Monitor your costs, usage, and other metrics of the Gemini API

Monitoring your costs, usage, and other metrics of the Gemini API is an important part of running a production app. It's important to know what normal usage patterns look like for your app and make sure you're staying within thresholds important to you.

Monitor costs

In the Usage and Billing dashboard of the Firebase console, you can view your project's costs for calling the Vertex AI Gemini API.

The costs displayed on the dashboard are not necessarily specific to calls via the Vertex AI in Firebase client SDKs. The displayed costs are associated with any call to the Vertex AI Gemini API, whether it be using the Vertex AI in Firebase client SDKs, the Vertex AI server SDKs, Firebase Genkit, the Firebase Extensions for the Gemini API, REST calls, Vertex AI Studio, or other API clients.

You can also get an estimate of the token size and billable characters of your requests using the Count Tokens API. Learn more about token limits per model and pricing per model.

Set up alerting

To avoid surprise bills, make sure that you set up budget alerts.

Note that budget alerts aren't budget caps.

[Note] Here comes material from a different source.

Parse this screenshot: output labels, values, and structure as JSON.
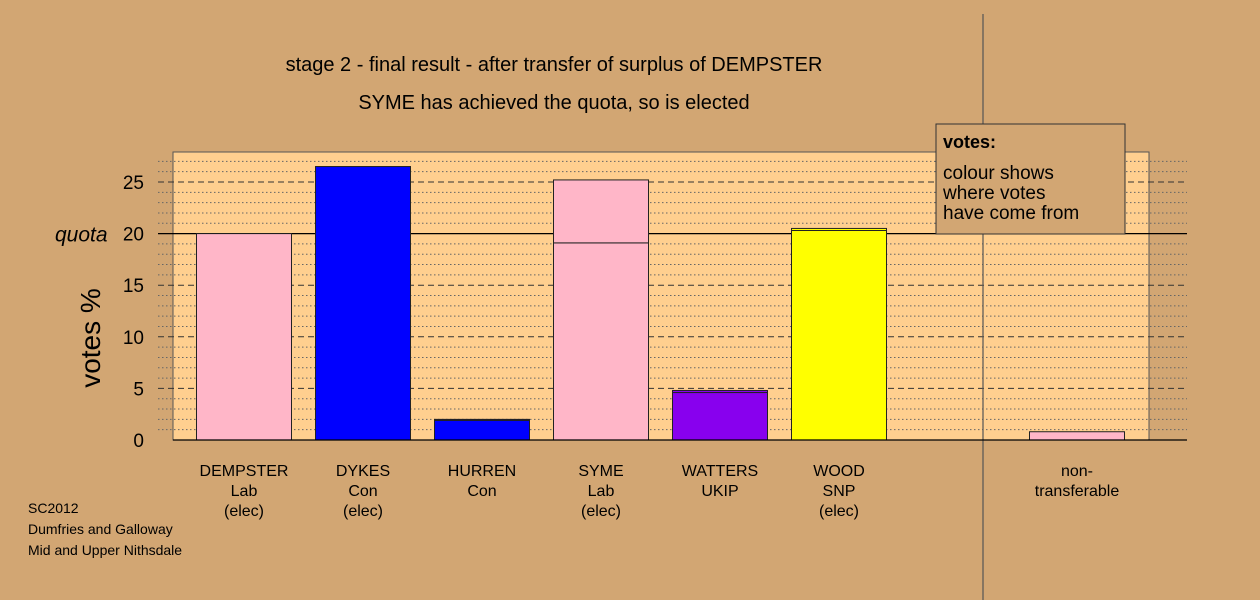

An alert will send you communications when you're approaching or surpassed your configured threshold so that you can take action in your app or project.

Monitor usage and other metrics

You can view your project's metrics for each API, like its usage, in the Google Cloud console.

  1. In the Google Cloud console, go to each API page: Vertex AI API and Vertex AI in Firebase API.

    • Vertex AI API page: This is the usage associated with any call to the Vertex AI Gemini API, whether it be using the Vertex AI in Firebase client SDKs, the Vertex AI server SDKs, Firebase Genkit, the Firebase Extensions for the Gemini API, REST calls, Vertex AI Studio, etc.

    • Vertex AI in Firebase API page: This is the usage specifically for calls coming from the Vertex AI in Firebase SDKs.

  2. Click Manage.

  3. Click the Metrics tab.

  4. Use the drop-down menus to view the metrics of interest, like traffic by response code, errors by API method, overall latency, and latency by API method.